Edit: To make it clear - Not that anything is wrong with it. It's probably better for the company.
I completely agree with it being about killing the public aspect.
I'm wondering how this all /may/ fit into the long term view of patents for all parties mentioned here.
If an idea is born, and they have a good patent on it, there should be less to fear by having the idea out there in a public beta.
Perhaps they are all thinking patents might not work so well long term, or how patents work being tweaked due to public pressure about anti-competition.
(...and of course the dreadful waste of money revolving around patents, and especially enforcement.)
There is no way that they're going to kill off the research group at Google. I suspect that they're just going to be keeping a lot of their research out of the public eye, not letting us play with the toys that they've created.
Looks like some HN users have caught the butt-rage since nothing you said was false except maybe that Google would want to be like Apple.
Edit: Uh oh, looks like it's spreading to me now. Here's something shiny to distract you: OS X Lion, iOS5, MacBook Air, App Store is better than Android.
That might be. Apple now has much more revenue than Google.
Though, just today I was thinking: 'Well, Google with their young nerdy founders might just not care as much about profit.'
I hope Google won't sacrifice geeky projects like autonomous cars for better quarterly numbers.

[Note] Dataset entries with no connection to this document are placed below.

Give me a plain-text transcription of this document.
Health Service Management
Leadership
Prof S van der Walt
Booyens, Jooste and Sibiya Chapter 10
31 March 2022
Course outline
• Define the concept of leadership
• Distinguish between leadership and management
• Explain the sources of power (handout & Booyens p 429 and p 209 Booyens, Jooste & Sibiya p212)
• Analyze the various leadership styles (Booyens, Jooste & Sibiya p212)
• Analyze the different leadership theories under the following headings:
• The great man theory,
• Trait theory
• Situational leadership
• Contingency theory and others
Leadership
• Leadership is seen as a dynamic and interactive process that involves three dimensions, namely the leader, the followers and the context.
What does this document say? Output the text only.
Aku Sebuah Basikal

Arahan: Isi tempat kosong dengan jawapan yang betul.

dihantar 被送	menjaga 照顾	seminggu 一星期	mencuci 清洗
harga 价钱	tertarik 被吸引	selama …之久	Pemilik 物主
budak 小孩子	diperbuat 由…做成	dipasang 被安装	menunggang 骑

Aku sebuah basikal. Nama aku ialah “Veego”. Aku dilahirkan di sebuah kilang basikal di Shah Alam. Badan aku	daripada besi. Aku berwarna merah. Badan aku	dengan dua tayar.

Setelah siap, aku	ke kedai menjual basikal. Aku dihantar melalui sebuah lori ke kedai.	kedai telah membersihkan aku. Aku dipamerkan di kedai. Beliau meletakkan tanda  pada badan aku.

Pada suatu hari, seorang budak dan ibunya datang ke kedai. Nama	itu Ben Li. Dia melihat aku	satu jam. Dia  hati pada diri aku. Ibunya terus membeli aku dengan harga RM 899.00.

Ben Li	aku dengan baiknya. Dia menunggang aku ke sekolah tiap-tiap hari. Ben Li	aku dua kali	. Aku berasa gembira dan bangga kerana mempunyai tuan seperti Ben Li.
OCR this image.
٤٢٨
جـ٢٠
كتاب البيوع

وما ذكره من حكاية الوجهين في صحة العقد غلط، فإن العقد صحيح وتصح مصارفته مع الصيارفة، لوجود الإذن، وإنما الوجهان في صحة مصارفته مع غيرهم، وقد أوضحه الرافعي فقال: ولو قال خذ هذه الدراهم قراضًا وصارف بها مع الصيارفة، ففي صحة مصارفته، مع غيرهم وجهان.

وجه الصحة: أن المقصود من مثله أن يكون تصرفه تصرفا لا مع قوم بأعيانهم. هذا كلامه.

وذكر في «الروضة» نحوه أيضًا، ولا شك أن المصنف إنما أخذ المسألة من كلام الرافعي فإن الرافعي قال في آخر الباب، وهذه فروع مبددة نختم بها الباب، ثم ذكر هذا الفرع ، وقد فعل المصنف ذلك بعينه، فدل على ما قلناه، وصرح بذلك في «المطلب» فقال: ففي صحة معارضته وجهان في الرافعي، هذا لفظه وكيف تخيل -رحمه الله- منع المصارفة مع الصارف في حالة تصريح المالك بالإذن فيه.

The serious money is in the data products, I believe. The Google cars work by localizing themselves in very high quality maps obtained by post-processing data obtained by cars that drove the route already at least twice. The maps are checked and corrected by humans, for example to decide where the center of each lane is, and where to look for traffic lights.
The software alone is of limited value without access to the database. The current database of a subset of California's roads is about 20GB. They'll need to freshen it frequently, but renting access to the database is what I think the business model is in the long term.
From a good-for-mankind perspective, probably. From Google's perspective I really don't think so. If they can perfect that technology they will have a great opportunity to be the only company in the world able to license the ability to automate the transportation of people and goods using existing vehicles and roadways. It would be a gold mine.
Well technically, they could open source and still have patents on it. That way they can be the only supplier of autonomous car software for car manufacturers and still allow people to play with the code.
I was just referring to the parent, that this step might indeed be an attempt to cut costs since the competition makes more profit. And if that is true than they might start cutting elsewhere, too.
Edit: To make it clear - Not that anything is wrong with it. It's probably better for the company.